There had been a long spell when Chelsea looked like they would run away with it, mostly by just running straight through Leicester. Mudryk and Nicolas Jackson had been enjoying their best game together, in how they repeatedly drove at the Leicester defence and kept going.
It perhaps shows the extent of Pep Guardiola’s influence on the burgeoning Leicester manager, Enzo Maresca. While the Catalan’s teams now tend to be watertight with players like Rodri, his early career saw opposition sides seek to exploit a notable glass jaw through counters.
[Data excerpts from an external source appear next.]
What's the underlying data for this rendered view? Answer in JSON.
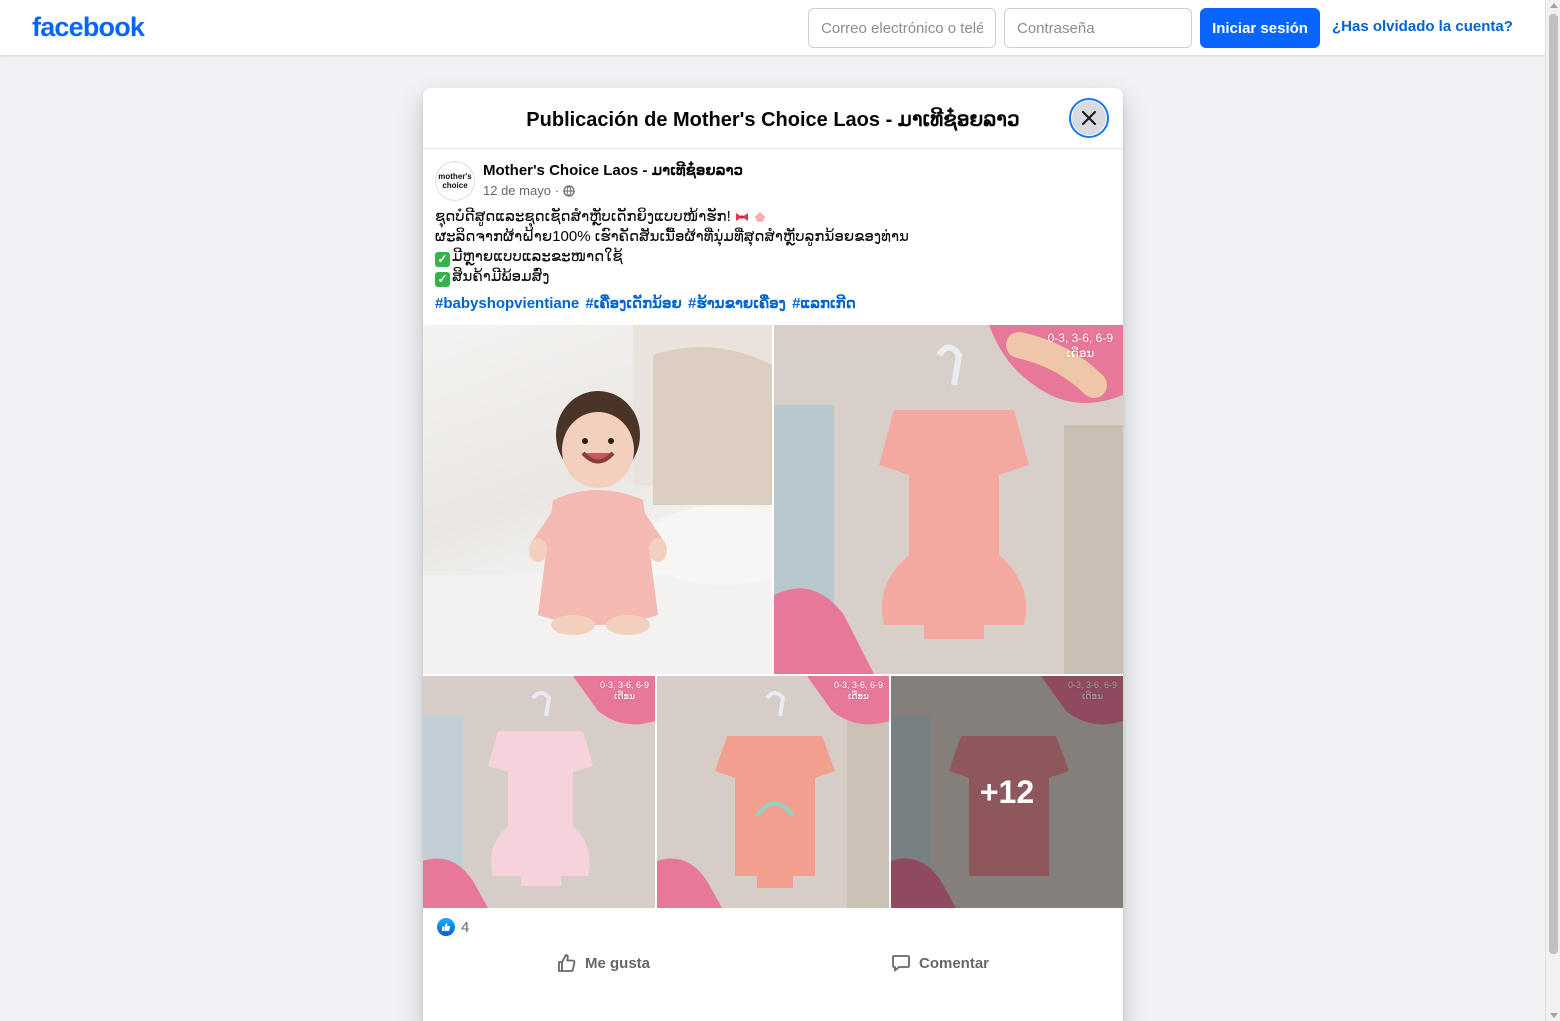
{
  "topbar": {
    "logo": "facebook",
    "email_placeholder": "Correo electrónico o teléfono",
    "password_placeholder": "Contraseña",
    "login_label": "Iniciar sesión",
    "forgot_label": "¿Has olvidado la cuenta?",
    "brand_color": "#0866ff"
  },
  "dialog": {
    "title": "Publicación de Mother's Choice Laos - ມາເທີຊ໋ອຍລາວ",
    "close_icon": "close-icon"
  },
  "post": {
    "avatar_text": "mother's choice",
    "page_name": "Mother's Choice Laos - ມາເທີຊ໋ອຍລາວ",
    "date": "12 de mayo",
    "separator": "·",
    "privacy_icon": "globe-icon",
    "text_lines": [
      "ຊຸດບໍດີສູດແລະຊຸດເຊັດສຳຫຼັບເດັກຍິງແບບໜ້າຮັກ!",
      "ຜະລິດຈາກຜ້າຝ້າຍ100% ເຮົາຄັດສັນເນື້ອຜ້າທີ່ນຸ່ມທີ່ສຸດສຳຫຼັບລູກນ້ອຍຂອງທ່ານ",
      "ມີຫຼາຍແບບແລະຂະໜາດໃຊ້",
      "ສິນຄ້າມີພ້ອມສົ່ງ"
    ],
    "hashtags": [
      "#babyshopvientiane",
      "#ເຄື່ອງເດັກນ້ອຍ",
      "#ຮ້ານຂາຍເຄື່ອງ",
      "#ແລກເກີດ"
    ],
    "size_label_line1": "0-3, 3-6, 6-9",
    "size_label_line2": "ເດືອນ",
    "more_photos": "+12",
    "reaction_count": "4",
    "like_label": "Me gusta",
    "comment_label": "Comentar"
  }
}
Leicester have that same vulnerability, and Chelsea were exploiting that even in the spell when the Championship leaders were on top.
That brief spell was actually ended by one of those breaks, as Callum Doyle took down Jackson for a red card.
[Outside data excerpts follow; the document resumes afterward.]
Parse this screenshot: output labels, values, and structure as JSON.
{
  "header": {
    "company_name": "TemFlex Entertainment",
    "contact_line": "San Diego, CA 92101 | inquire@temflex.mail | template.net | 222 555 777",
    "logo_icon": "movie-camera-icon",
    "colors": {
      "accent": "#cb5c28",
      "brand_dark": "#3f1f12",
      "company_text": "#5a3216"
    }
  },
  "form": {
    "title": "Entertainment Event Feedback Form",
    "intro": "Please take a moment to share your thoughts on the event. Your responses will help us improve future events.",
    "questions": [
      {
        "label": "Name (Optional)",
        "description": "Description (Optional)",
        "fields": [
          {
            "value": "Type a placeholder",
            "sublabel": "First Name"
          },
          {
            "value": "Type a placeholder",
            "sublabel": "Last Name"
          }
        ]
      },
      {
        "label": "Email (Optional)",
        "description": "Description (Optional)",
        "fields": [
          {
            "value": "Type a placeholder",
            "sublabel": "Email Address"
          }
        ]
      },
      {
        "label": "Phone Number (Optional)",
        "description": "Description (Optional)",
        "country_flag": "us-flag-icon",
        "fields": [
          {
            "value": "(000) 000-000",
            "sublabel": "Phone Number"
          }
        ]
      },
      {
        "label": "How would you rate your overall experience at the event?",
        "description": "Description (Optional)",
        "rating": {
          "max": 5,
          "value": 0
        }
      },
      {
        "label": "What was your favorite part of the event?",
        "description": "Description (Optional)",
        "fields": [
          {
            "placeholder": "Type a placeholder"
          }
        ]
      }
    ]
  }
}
Chelsea should have been clear well before. In the first major moment of the game, which was also the first goal, Jackson humiliated Jannick Vestergaard with the speed of his feet. That put the forward straight through to easily square for Marc Cucurella to tap home the opener at the far post.
Chelsea proceeded to create chances through the same approach, two of which were wasted by Sterling. The first was a one-on-one he somehow skewed wide. The other was a penalty – admittedly won by his own ingenuity – that offered the finish that was required for the earlier chance. Sterling tried to slide the spot kick down the centre, making it an easy save for Jakub Stolarczyk. The wonder was why Cole Palmer didn’t hit it. If you’re going to take the ball off him, you’d better score.
For all that Sterling’s performance produced laughs from the away end and sympathy from the home crowd – especially when he skied a late free kick as if it was a conversion – it was actually a more mixed display. His run to set up the second goal was brilliant, fostering chaos in the way he does. It left an easy finish for Palmer.
It should have been a straightforward game from then on, only for Chelsea to remind us just how wildly oscillating this team is with a farcical 10-minute period. Maybe that’s some of the magic of the Cup, or at least the spectacle of it all. Leicester’s first certainly conformed to the latter. Axel Disasi was haplessly caught by Patson Daka, and the Chelsea defender smashed the ball past his own goalkeeper, Robert Sanchez.
The Leicester equaliser went way beyond spectacle. It was fantastic. Stephy Mavididi displayed brilliant feet to put the ball around Malo Gusto, before exceeding that with the finish. The winger curled the ball around the rest of the back line and into Sanchez’s far corner.
Leicester were on the up, and the Chelsea fans were beginning to come down hard on Pochettino. There were roars of disapproval from the stand near the bench, especially at certain substitutions.
The irony was that one of them was the winning of the game, admittedly aided by Doyle’s red card. That fostered the greater space for Chukwuemeka to play an exquisite exchange with Palmer, the latter backheeling the return to set up the finish by Chukwuemeka.
The goal to secure the 4-2 win was maybe the best of a fine array of finishes, as Noni Madueke weaved his way through the centre to then brilliantly bend the ball beyond and over Stolarczyk.
Chelsea just about got over another obstacle, to reach another semi-final.